A tiny satellite filmed a rocket launching 48 more tiny satellites into space

Dove micro satellite nanosat planet labs
A Dove nanosatellite built by Planet Labs next to a coffee mug. Planet Labs

So far, humanity has launched more than 4,000 satellites into orbit above Earth.

That may seem like a lot, but the party is just getting started.

On July 14, a company called Planet Labs launched four dozen tiny satellites into orbit — all at once — and recorded part of the feat from space using a similar tiny satellite.

“For years, we’ve been talking about getting that perfect shot from space of a rocket mid-flight,” Vincent Beukelaers, an aerospace engineer at Planet Labs, wrote in a blog post. “[A]s our on-orbit fleet has grown in size, the odds of one of our satellites being in the right position to image these rocket launches have only increased. Last week, the orbits aligned.”

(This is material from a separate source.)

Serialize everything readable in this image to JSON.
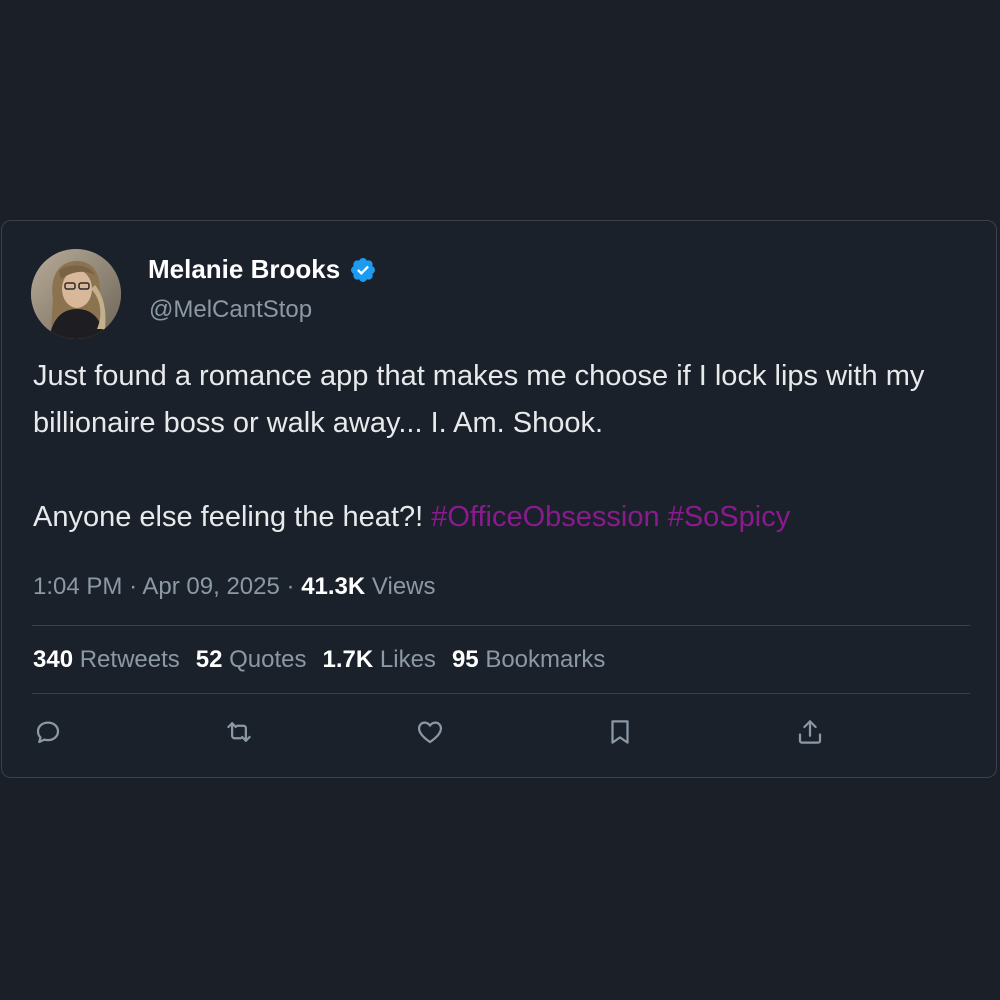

The feat was possible because the cost of launching payloads is shrinking, thanks in part to companies like SpaceX (which hopes to launch 4,425 satellites to provide global high-speed internet).

Advances in electronics have also shrunk the payloads themselves. Pretty soon, satellites small enough to pick up in one hand — often called nanosats or microsatellites — will outnumber the typical car- or bus-sized variety in space.

Here’s how Planet Labs photographed its own launch from space.

The company booked a flight through Roscosmos, Russia’s space agency, to launch a “flock” of 48 new satellites using a Soyuz rocket. On July 14, one of Planet Labs’ satellites was flying near the mission’s Baikonur Cosmodrome launch site in Kazakhstan.

At the moment of launch, the company turned the satellite askew to follow and photograph the rocket as it flew toward space. This series of photos, which are stitched together and sped up, is the result:

The clip shows the Soyuz rocket blasting off the launch pad and climbing toward space. (The moment the satellites were dropped off in orbit wasn’t recorded because that viewing angle wasn’t possible.)

Roscosmos also recorded its rocket launch from the ground. Here’s what that looked like:

Planet Labs now has 190 nanosats in orbit. The company’s ultimate goal is to deploy a fleet of its low-cost “Dove” nanosatellites to provide continuous daily image coverage of the Earth’s surface.

With such imagery, it becomes more possible to track activities of interest to companies, governments, and individuals, like this:

These example images, recorded by Planet Labs’ fleet, show Apple constructing its spaceship campus in California.